Le gouvernement Eyskens décide de dissoudre les Chambres en février 1961 et de nouvelles élections sont convoquées le 26 mars, avant donc que la loi unique ne soit mise en œuvre. Elle le sera, en grande partie, par le gouvernement Lefèvre-Spaak, catholique-socialiste, qui lui succède (le PSC-CVP a perdu 8 sièges à la Chambre et le PSB-BSP est resté stable, avec 84 députés).

Déçu mais pas abattu, plus convaincu que jamais que les Wallons ne peuvent compter que sur eux-mêmes pour redresser leur économie et dessiner un avenir social meilleur, André Renard crée, en février, le Mouvement Populaire Wallon (MPW) pour lequel le fédéralisme est la seule voie pour réaliser les réformes de structure et donner un essor renouvelé à la Wallonie. Parmi les pères fondateurs du MPW – avant que le PSB ne décrète l’incompatibilité de la double affiliation PSB-MPW) – on retrouve Freddy Terwagne, qui sera l’un des artisans de la réforme institutionnelle de 1970, et Jacques Yerna. André Renard consacre les derniers mois de sa vie à la croissance du MPW. Il meurt le 20 juillet 1962. Un an plus tard, le MPW recueille 650.000 signatures en faveur du fédéralisme.

C’est à ce moment que le Mouvement flamand, dans la foulée du succès électoral de la Volksunie (qui passe de 1 à 5 députés des élections de 1958 à celles de 1961)  relève la tête et organise les premières marches flamandes sur Bruxelles.

La Belgique est définitivement fissurée et le gouvernement Lefèvre entend résoudre le contentieux Flamands-Wallons.
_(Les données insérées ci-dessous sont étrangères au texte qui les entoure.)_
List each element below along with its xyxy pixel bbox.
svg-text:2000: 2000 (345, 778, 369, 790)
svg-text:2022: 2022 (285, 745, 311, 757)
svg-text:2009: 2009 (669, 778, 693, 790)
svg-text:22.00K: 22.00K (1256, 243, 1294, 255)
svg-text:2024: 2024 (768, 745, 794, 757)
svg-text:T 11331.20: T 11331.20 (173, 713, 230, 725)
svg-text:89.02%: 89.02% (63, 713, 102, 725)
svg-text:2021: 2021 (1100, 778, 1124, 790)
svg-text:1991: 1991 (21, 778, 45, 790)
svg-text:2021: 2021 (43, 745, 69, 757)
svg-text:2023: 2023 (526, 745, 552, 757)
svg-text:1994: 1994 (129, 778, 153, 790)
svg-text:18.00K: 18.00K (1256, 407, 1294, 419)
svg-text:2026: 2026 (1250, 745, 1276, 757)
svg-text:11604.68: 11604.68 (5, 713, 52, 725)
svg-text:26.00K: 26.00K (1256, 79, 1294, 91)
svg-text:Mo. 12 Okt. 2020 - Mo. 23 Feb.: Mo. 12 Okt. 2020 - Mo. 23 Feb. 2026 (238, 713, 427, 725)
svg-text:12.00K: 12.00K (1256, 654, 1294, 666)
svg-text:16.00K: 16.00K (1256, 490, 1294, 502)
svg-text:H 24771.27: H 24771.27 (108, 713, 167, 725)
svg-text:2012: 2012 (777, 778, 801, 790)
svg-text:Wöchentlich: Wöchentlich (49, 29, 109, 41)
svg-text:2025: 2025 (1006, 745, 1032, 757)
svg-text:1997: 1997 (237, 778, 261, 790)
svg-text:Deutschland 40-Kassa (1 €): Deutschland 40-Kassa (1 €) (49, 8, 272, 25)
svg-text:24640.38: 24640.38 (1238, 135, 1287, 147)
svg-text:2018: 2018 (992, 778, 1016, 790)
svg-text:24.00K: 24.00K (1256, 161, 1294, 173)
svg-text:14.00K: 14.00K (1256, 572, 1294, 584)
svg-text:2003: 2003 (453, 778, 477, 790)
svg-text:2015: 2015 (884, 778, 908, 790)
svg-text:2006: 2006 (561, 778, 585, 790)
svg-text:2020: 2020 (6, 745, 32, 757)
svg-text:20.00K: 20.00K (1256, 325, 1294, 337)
Comme par hasard, toujours ou presque, au bénéfice de la Flandre : fixation de la frontière linguistique, parfois au mépris de la volonté de la population, recensement sans volet linguistique, qui aurait révélé la progression du français en périphérie bruxelloise, transfert des Fourons de la province de Liège à celle du Limbourg…

Mais faut-il s’en étonner quand le Premier ministre déclare « qu’on rentre dans les Wallons comme dans du beurre ».

En 1962, comme pour donner raison à cette appréciation peu flatteuse du Gantois Théo Lefèvre à propos des Wallons, les actionnaires de la sidérurgie wallonne financent la création de la sidérurgie flamande. Ainsi naît, en 1962, à Gand (!), sous la houlette anti-wallonne de la Société générale de Belgique, Sidmar (Sidérurgie maritime, en français dans le texte), outil tout beau tout neuf, alors que les sites historiques wallons deviennent tout doucement dépassés.

Le tandem Lefèvre-Spaak prépare une révision de la Constitution qui capote et il faudra attendre 1970 pour qu’une telle révision aboutisse. Il y aura eu, entre temps, la création du FDF et du Rassemblement wallon, qui joueront un rôle direct – sous leurs propres couleurs – et indirect – par imprégnation des autres partis – dans le processus de réforme de l’État. Et il y aura aussi, sinon surtout, la scission de la famille politique catholique en deux partis distincts : PSC au sud et CVP au nord qui adopte et développe désormais sa vision flamando-flamande du fédéralisme.

Pas sûr alors que tous les responsables politiques wallons aient pris conscience des problèmes économiques graves que rencontrait la Wallonie et que soulevait la grève de 60. On entame alors les golden sixties et la concertation sociale fonctionne bien. En réalité, la Wallonie perd dix ans pour réagir et redresser son économie. Un retard que nous avons trainé comme un boulet des décennies durant.